Banksia brunnea

Scientific classification
- Kingdom: Plantae
- Clade: Tracheophytes
- Clade: Angiosperms
- Clade: Eudicots
- Order: Proteales
- Family: Proteaceae
- Genus: Banksia
- Subgenus: Banksia subg. Banksia
- Series: Banksia ser. Dryandra
- Species: B. brunnea
- Binomial name: Banksia brunnea A.R.Mast & K.R.Thiele
- Synonyms: Dryandra brownii Meisn.; Dryandra arctotidis auct. non R.Br.;

= Banksia brunnea =

- Genus: Banksia
- Species: brunnea
- Authority: A.R.Mast & K.R.Thiele
- Synonyms: Dryandra brownii Meisn., Dryandra arctotidis auct. non R.Br.
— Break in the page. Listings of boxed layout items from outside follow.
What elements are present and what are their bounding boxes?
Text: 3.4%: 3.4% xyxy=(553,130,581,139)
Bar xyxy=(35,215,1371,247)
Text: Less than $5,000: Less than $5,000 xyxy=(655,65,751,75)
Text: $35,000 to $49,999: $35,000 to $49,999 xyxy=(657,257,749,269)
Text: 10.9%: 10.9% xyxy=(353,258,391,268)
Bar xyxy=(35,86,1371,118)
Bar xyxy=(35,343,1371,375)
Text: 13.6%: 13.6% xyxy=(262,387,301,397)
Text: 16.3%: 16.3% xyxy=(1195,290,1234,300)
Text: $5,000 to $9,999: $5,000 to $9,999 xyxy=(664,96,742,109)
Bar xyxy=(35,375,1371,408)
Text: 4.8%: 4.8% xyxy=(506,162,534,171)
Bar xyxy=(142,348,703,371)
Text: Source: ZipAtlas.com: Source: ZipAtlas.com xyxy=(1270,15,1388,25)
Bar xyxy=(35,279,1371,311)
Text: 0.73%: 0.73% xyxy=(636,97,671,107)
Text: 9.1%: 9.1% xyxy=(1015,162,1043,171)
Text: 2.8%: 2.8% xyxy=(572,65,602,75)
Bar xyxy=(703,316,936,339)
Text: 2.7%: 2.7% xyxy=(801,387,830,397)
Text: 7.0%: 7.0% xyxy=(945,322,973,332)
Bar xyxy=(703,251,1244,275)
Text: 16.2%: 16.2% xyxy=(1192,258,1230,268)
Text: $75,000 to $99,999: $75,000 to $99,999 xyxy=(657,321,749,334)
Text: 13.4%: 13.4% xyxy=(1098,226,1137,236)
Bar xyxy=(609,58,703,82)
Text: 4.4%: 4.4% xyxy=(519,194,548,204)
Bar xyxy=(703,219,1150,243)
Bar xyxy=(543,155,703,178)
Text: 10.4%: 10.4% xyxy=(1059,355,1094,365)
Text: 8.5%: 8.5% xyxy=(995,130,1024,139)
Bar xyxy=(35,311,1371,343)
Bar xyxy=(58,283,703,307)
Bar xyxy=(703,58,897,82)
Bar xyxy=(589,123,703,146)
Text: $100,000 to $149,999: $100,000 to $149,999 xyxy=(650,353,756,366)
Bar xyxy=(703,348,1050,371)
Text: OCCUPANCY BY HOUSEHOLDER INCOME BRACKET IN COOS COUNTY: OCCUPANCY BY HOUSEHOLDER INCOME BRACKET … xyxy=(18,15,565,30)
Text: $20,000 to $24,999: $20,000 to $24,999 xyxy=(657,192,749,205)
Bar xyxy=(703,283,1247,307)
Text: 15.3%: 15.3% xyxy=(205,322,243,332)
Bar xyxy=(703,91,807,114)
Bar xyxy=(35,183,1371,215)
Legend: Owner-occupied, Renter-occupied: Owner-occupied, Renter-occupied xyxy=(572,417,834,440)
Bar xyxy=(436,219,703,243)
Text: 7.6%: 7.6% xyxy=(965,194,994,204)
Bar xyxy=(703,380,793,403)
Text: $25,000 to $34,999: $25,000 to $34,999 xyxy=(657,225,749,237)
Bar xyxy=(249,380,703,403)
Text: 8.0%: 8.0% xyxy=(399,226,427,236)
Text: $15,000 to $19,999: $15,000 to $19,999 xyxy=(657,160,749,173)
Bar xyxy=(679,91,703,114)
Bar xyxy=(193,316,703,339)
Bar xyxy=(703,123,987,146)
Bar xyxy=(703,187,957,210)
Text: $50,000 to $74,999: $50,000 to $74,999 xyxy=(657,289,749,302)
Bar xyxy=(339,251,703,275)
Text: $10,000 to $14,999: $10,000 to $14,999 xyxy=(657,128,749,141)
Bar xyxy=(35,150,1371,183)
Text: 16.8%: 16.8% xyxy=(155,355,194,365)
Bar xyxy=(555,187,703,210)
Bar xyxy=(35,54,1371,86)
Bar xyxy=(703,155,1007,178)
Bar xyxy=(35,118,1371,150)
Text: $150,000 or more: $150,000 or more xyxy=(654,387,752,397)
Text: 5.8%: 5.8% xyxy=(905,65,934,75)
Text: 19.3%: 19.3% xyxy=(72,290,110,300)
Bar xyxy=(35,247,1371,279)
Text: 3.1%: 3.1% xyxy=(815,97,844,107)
Species of shrub endemic to Western Australia

Banksia brunnea is a species of low, bushy shrub that is endemic to the south-west of Western Australia. It has dark green pinnatisect leaves, heads of up to seventy pink and brownish flowers and glabrous follicles in the fruiting head.

==Description==
Banksia brunnea is a bushy, much-branched shrub that typically grows to a height of 0.7 m but does not form a lignotuber. Its leaves are dark green, 150-350 mm long, 10-16 mm wide on a petiole 15-30 mm long and pinnatisect with between forty and seventy-five lobes on each side with V-shaped spaces between the lobes. The flowers are arranged in heads of between fifty-five and seventy flowers, each flower with a pink perianth 28-39 mm long and a deep red pistil 41-54 mm long. Flowering occurs in August and the fruit is a mostly glabrous, egg-shaped follicle 12-14 mm long.

==Taxonomy and naming==
This banksia was first formally described in 1845 by Carl Meissner who gave it the name Dryandra brownii and published the description in Lehmann's Plantae Preissianae. In 2007 Austin Mast and Kevin Thiele transferred all the dryandras to the genus Banksia but as there was already a plant named Banksia brownii, Mast and Thiele chose the specific epithet "brunnea". The specific epithet is from a Latin word meaning "brown".

==Distribution and habitat==
Banksia brunnea grows in kwongan between Albany, the Stirling Range and the Fitzgerald River National Park.

==Conservation status==
This species is classified as "not threatened" by the Western Australian Government Department of Parks and Wildlife.

==Ecology==
An assessment of the potential impact of climate change on this species found that its range is likely to contract by between 30% and 80% by 2080, depending on the severity of the change.